Appel suspensif des étrangers placés en rétention

Dans sa rédaction tirée de l’article 1er de la loi n° 2025-796 du 11 août 2025 visant à faciliter le maintien en rétention des personnes condamnées pour des faits d’une particulière gravité, l’article L. 743-22 du Code de l’entrée et du séjour des étrangers et du droit d’asile instituait de nouveaux cas d’appel suspensif contre une décision mettant fin à la rétention administrative d’un étranger jusqu’à ce qu’il soit statué sur le fond. Cette faculté a été invalidée par le Conseil constitutionnel qui a rappelé que, par principe, un magistrat du siège doit disposer « de la plénitude des pouvoirs que lui confère son rôle de gardien de la liberté individuelle » (Cons. const., 7 août 2025, n° 2025-895 DC, cons. 18. – confirme Cons. const., 20 nov. 2003, n° 2003-484 DC, cons. 74). Pour cette raison, il ne peut pas être fait obstacle à une décision de remise en liberté, « fût-ce dans l’attente, le cas échéant, de celle du juge d’appel » (cons. 18). Certes, comme la loi le prévoit depuis 2003, le ministère public peut demander au magistrat délégué de déclarer son recours suspensif si l’intéressé ne dispose pas de garanties de représentation effectives ou en cas de menace grave pour l’ordre public. Ce magistrat décide alors sans délai s’il y a lieu de donner à l’appel un effet suspensif par une ordonnance motivée rendue contradictoirement. Par dérogation, le législateur avait prévu que l’appel suspendait de plein droit l’exécution de la décision du juge mettant fin à la rétention dans des cas définis (interdiction judiciaire du territoire, condamnation définitive pour des crimes ou délits graves, expulsion, interdiction administrative du territoire, menace d’une particulière gravité pour l’ordre public). Ces dispositions s’appliquaient à tout appel formé contre la décision de libération, qu’il émane du ministère public ou du préfet et n’ouvraient pas un droit d’action à l’étranger concerné. Le Conseil constitutionnel en a tiré la conséquence que la loi portait atteinte à l’article 66 de la Constitution en conférant un effet suspensif au recours formé contre une mesure privative de liberté, « y compris lorsqu’il n’émane pas du procureur de la République, magistrat de l’ordre judiciaire » (cons. 24). Le Conseil a également dénoncé la mise en échec de la plénitude des pouvoirs du magistrat du siège pour se prononcer dans les plus brefs délais sur le bien-fondé de la suspension d’une décision de remise en liberté.
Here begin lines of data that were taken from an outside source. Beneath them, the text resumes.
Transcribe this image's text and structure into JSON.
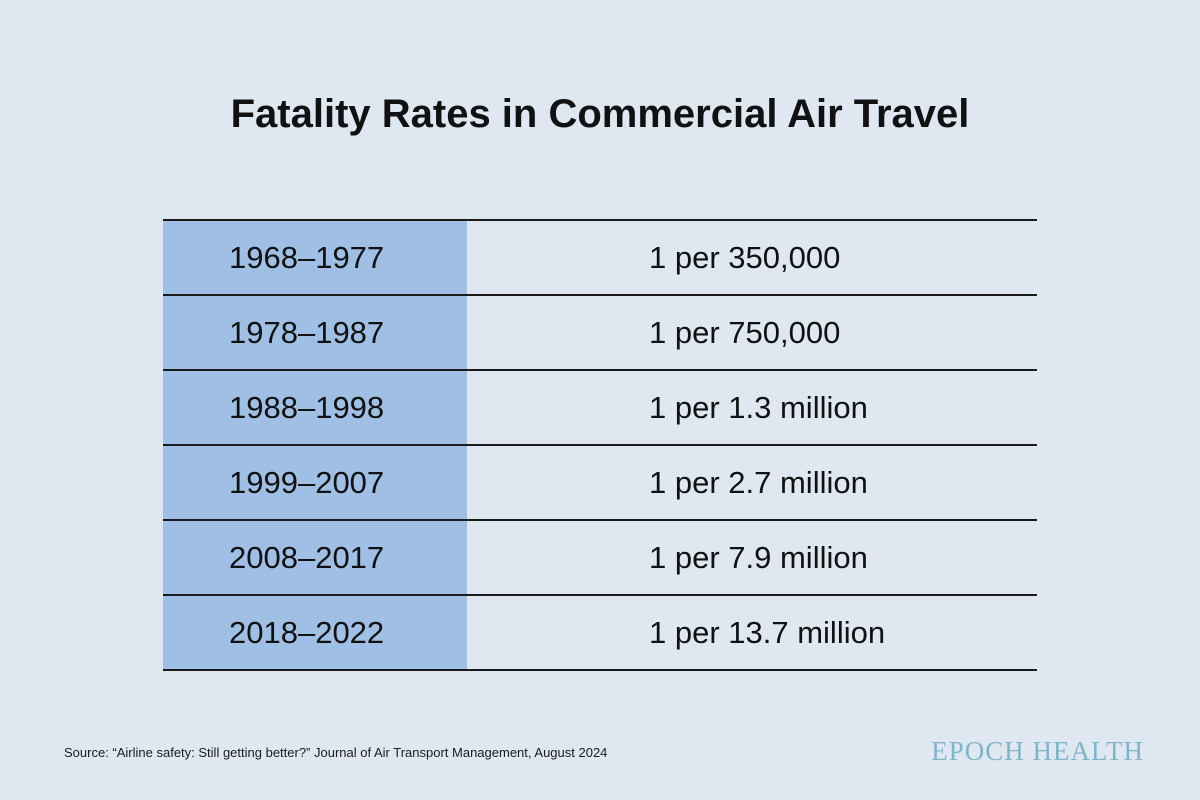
{
  "title": "Fatality Rates in Commercial Air Travel",
  "chart_data": {
    "type": "table",
    "title": "Fatality Rates in Commercial Air Travel",
    "rows": [
      {
        "period": "1968–1977",
        "rate": "1 per 350,000",
        "one_in": 350000
      },
      {
        "period": "1978–1987",
        "rate": "1 per 750,000",
        "one_in": 750000
      },
      {
        "period": "1988–1998",
        "rate": "1 per 1.3 million",
        "one_in": 1300000
      },
      {
        "period": "1999–2007",
        "rate": "1 per 2.7 million",
        "one_in": 2700000
      },
      {
        "period": "2008–2017",
        "rate": "1 per 7.9 million",
        "one_in": 7900000
      },
      {
        "period": "2018–2022",
        "rate": "1 per 13.7 million",
        "one_in": 13700000
      }
    ]
  },
  "source": "Source: “Airline safety: Still getting better?” Journal of Air Transport Management, August 2024",
  "brand": "EPOCH HEALTH",
  "colors": {
    "background": "#dfe8f1",
    "period_column": "#9fc0e4",
    "text": "#111111",
    "rule": "#1a1a1a",
    "brand": "#7fb5c9"
  }
}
Un mois plus tard, le Conseil constitutionnel a prolongé cette analyse pour estimer que le législateur portait une atteinte excessive à la liberté individuelle en prévoyant que l’étranger dont la rétention a pris fin est maintenu à la disposition de la justice jusqu’à vingt-quatre heures avant l’appel du ministère public sans que, dans ce délai, un magistrat du siège soit appelé à se prononcer sur le bien-fondé d’une telle mesure (Cons. const., 12 sept. 2025, n° 2025-1158 QPC, cons. 11). Ce régime résultait de la réforme du 26 janvier 2024. Parce que l’abrogation immédiate de ces dispositions aurait pour conséquence de remettre en cause l’effet utile du recours suspensif pouvant être exercé par le ministère public en cas d’absence de garanties de représentation ou de menace pour l’ordre public, il a été décidé d’en reporter l’effet au 1er octobre 2026. Afin de faire cesser l’inconstitutionnalité constatée et jusqu’à l’entrée en vigueur d’une nouvelle loi, lorsqu’une ordonnance du magistrat judiciaire du siège mettra fin à sa rétention, l’étranger ne pourra être maintenu à la disposition de la justice au-delà de six heures à compter de la notification de l’ordonnance à ce magistrat sans que le procureur de la République ait formé appel de cette ordonnance et saisi le magistrat judiciaire délégué d’une demande d’appel suspensif. Prévue par la loi du 16 juin 2011, cette durée de six heures applicable avant la réforme du 26 janvier 2024 avait été jugée non excessive par le Conseil constitutionnel (Cons. const., 9 juin 2011, n° 2011-631 DC, cons. 33).